In recent years I have drastically cut down the amount of yarn I have. Buying one of a kind skeins of sock yarn from indie dyers was my weakness and I ended up with an awful lot of yarn that I knew deep down I would never actually knit.
Most of it was sold or donated and now I try to restrict myself to planned purchases for projects/designs I have in mind. When I want to splurge on some special skeins I wait until a yarn show when I can do it in person and actually chat to the dyer concerned.
My yarn now fits in a small chest of drawers in the spare bedroom and I’m currently working on my leftover yarn and partial balls, reducing the amount that I have hanging around waiting for that special project.
And on a related note - if anyone wants to develop a Yarn Executor service for dealing with knitters yarn stashes after they have died I’m all ears. I think it would make for a pretty nifty business opportunity.
Further reading and links:
What is Swedish Death Cleaning
This is Essay 2 of my 24 Essays Club project, hosted by
Essay 1:
What’s my Why?
I’ve done 2 houses in the last 4 years. One, my in laws had lived in since 1963 and threw out NOTHING. The other, my mom, who is still alive, gave me sleepless nights of guilt.

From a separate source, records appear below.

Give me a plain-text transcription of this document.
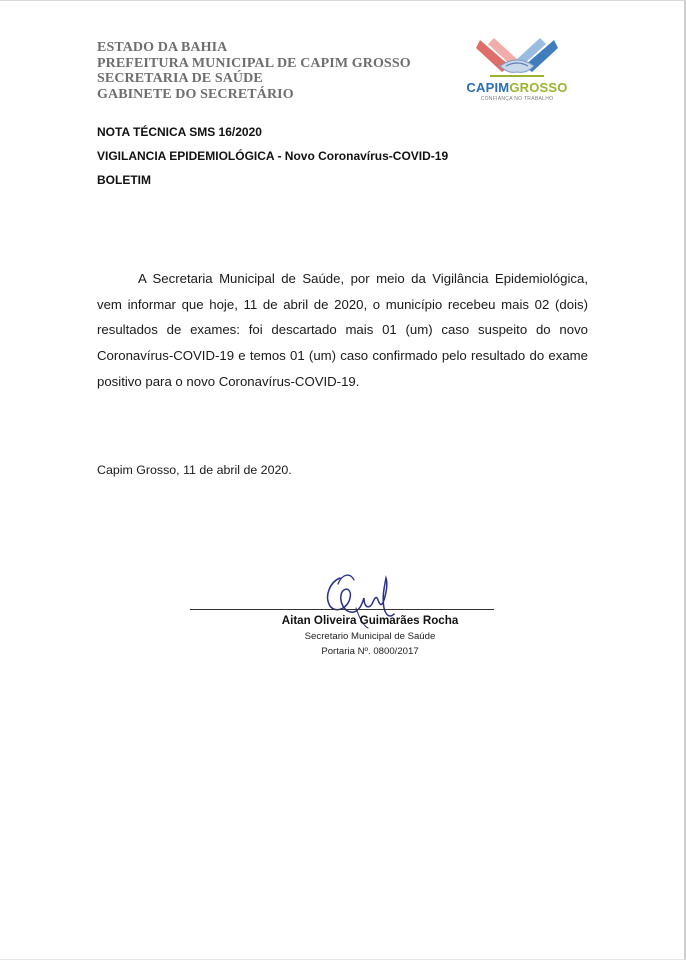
ESTADO DA BAHIA
PREFEITURA MUNICIPAL DE CAPIM GROSSO
SECRETARIA DE SAÚDE
GABINETE DO SECRETÁRIO	CAPIMGROSSO
CONFIANÇA NO TRABALHO
NOTA TÉCNICA SMS 16/2020
VIGILANCIA EPIDEMIOLÓGICA - Novo Coronavírus-COVID-19
BOLETIM

A Secretaria Municipal de Saúde, por meio da Vigilância Epidemiológica, vem informar que hoje, 11 de abril de 2020, o município recebeu mais 02 (dois) resultados de exames: foi descartado mais 01 (um) caso suspeito do novo Coronavírus-COVID-19 e temos 01 (um) caso confirmado pelo resultado do exame positivo para o novo Coronavírus-COVID-19.

Capim Grosso, 11 de abril de 2020.
Aitan Oliveira Guimarães Rocha
Secretario Municipal de Saúde
Portaria Nº. 0800/2017
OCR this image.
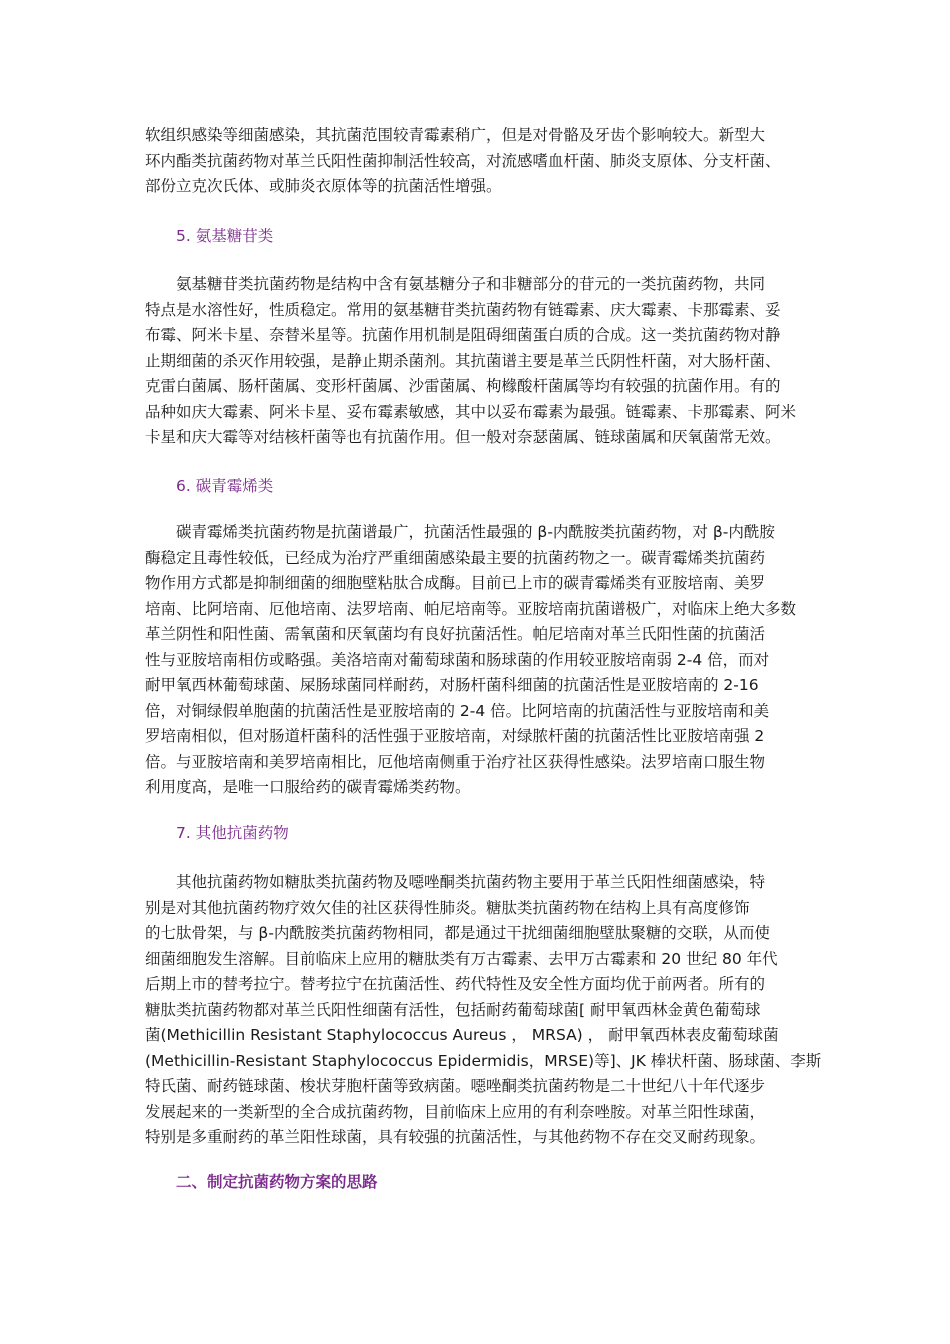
软组织感染等细菌感染，其抗菌范围较青霉素稍广，但是对骨骼及牙齿个影响较大。新型大
环内酯类抗菌药物对革兰氏阳性菌抑制活性较高，对流感嗜血杆菌、肺炎支原体、分支杆菌、
部份立克次氏体、或肺炎衣原体等的抗菌活性增强。

5. 氨基糖苷类

　　氨基糖苷类抗菌药物是结构中含有氨基糖分子和非糖部分的苷元的一类抗菌药物，共同
特点是水溶性好，性质稳定。常用的氨基糖苷类抗菌药物有链霉素、庆大霉素、卡那霉素、妥
布霉、阿米卡星、奈替米星等。抗菌作用机制是阻碍细菌蛋白质的合成。这一类抗菌药物对静
止期细菌的杀灭作用较强，是静止期杀菌剂。其抗菌谱主要是革兰氏阴性杆菌，对大肠杆菌、
克雷白菌属、肠杆菌属、变形杆菌属、沙雷菌属、枸橼酸杆菌属等均有较强的抗菌作用。有的
品种如庆大霉素、阿米卡星、妥布霉素敏感，其中以妥布霉素为最强。链霉素、卡那霉素、阿米
卡星和庆大霉等对结核杆菌等也有抗菌作用。但一般对奈瑟菌属、链球菌属和厌氧菌常无效。

6. 碳青霉烯类

　　碳青霉烯类抗菌药物是抗菌谱最广，抗菌活性最强的 β-内酰胺类抗菌药物，对 β-内酰胺
酶稳定且毒性较低，已经成为治疗严重细菌感染最主要的抗菌药物之一。碳青霉烯类抗菌药
物作用方式都是抑制细菌的细胞壁粘肽合成酶。目前已上市的碳青霉烯类有亚胺培南、美罗
培南、比阿培南、厄他培南、法罗培南、帕尼培南等。亚胺培南抗菌谱极广，对临床上绝大多数
革兰阴性和阳性菌、需氧菌和厌氧菌均有良好抗菌活性。帕尼培南对革兰氏阳性菌的抗菌活
性与亚胺培南相仿或略强。美洛培南对葡萄球菌和肠球菌的作用较亚胺培南弱 2-4 倍，而对
耐甲氧西林葡萄球菌、屎肠球菌同样耐药，对肠杆菌科细菌的抗菌活性是亚胺培南的 2-16
倍，对铜绿假单胞菌的抗菌活性是亚胺培南的 2-4 倍。比阿培南的抗菌活性与亚胺培南和美
罗培南相似，但对肠道杆菌科的活性强于亚胺培南，对绿脓杆菌的抗菌活性比亚胺培南强 2
倍。与亚胺培南和美罗培南相比，厄他培南侧重于治疗社区获得性感染。法罗培南口服生物
利用度高，是唯一口服给药的碳青霉烯类药物。

7. 其他抗菌药物

　　其他抗菌药物如糖肽类抗菌药物及噁唑酮类抗菌药物主要用于革兰氏阳性细菌感染，特
别是对其他抗菌药物疗效欠佳的社区获得性肺炎。糖肽类抗菌药物在结构上具有高度修饰
的七肽骨架，与 β-内酰胺类抗菌药物相同，都是通过干扰细菌细胞壁肽聚糖的交联，从而使
细菌细胞发生溶解。目前临床上应用的糖肽类有万古霉素、去甲万古霉素和 20 世纪 80 年代
后期上市的替考拉宁。替考拉宁在抗菌活性、药代特性及安全性方面均优于前两者。所有的
糖肽类抗菌药物都对革兰氏阳性细菌有活性，包括耐药葡萄球菌[ 耐甲氧西林金黄色葡萄球
菌(Methicillin Resistant Staphylococcus Aureus ， MRSA) ， 耐甲氧西林表皮葡萄球菌
(Methicillin-Resistant Staphylococcus Epidermidis，MRSE)等]、JK 棒状杆菌、肠球菌、李斯
特氏菌、耐药链球菌、梭状芽胞杆菌等致病菌。噁唑酮类抗菌药物是二十世纪八十年代逐步
发展起来的一类新型的全合成抗菌药物，目前临床上应用的有利奈唑胺。对革兰阳性球菌，
特别是多重耐药的革兰阳性球菌，具有较强的抗菌活性，与其他药物不存在交叉耐药现象。

二、制定抗菌药物方案的思路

I’m watching my brother downsize and get rid of most of their furniture, antiques from his in laws. They are enjoying buying smaller pieces for themselves instead of carting the ancestors. After all this, we have started tossing stuff.
I cleared my stepfather’s and mother’s house. They were both hoarders and I had no help from step brother or sister bar one of them breaking into the house and removing the survival items of fridge, cooker, kettle and hoover for when I was staying and complaining when the “one item they wanted” had been taken down to the charity shop despite having been offered numerous chances to come a collect what was important to them. They lived locally whereas I lived 250 miles away and a single mother.
It took 18mths because there was important stuff in the piles of detritus. I lost valuable time with my son and never imagined it would take so much time … time I couldn’t get back and he needed me. It was an emotionally charged process, the sifting exhausting , I got to know the local tip lads on first name basis . The most painful thing was finding some paperwork of my mother’s she had saved to prove she wasn’t cheating social security from when I was a child . She had been called an immoral undeserving woman by a Social Security inspector and felt terrified he would be back every month to see she was using to her small allowance properly. She noted exactly how much money she spent on milk powder and nappies to the last penny. She kept them all in order, neatly in a box since 1963 . She took the box from house to house for decades. I wept, wished we could have shared a moment over tea and biscuits, hugged and then burnt that box of trauma. She carried it long after she ever should have done. She didn’t need to do it alone either.
We owe it to ourselves and to those who have to pack our life away to take the time while we can and curate our belongings. Letting things go is a healthy part of the flow of life as is keeping that that gives us joy.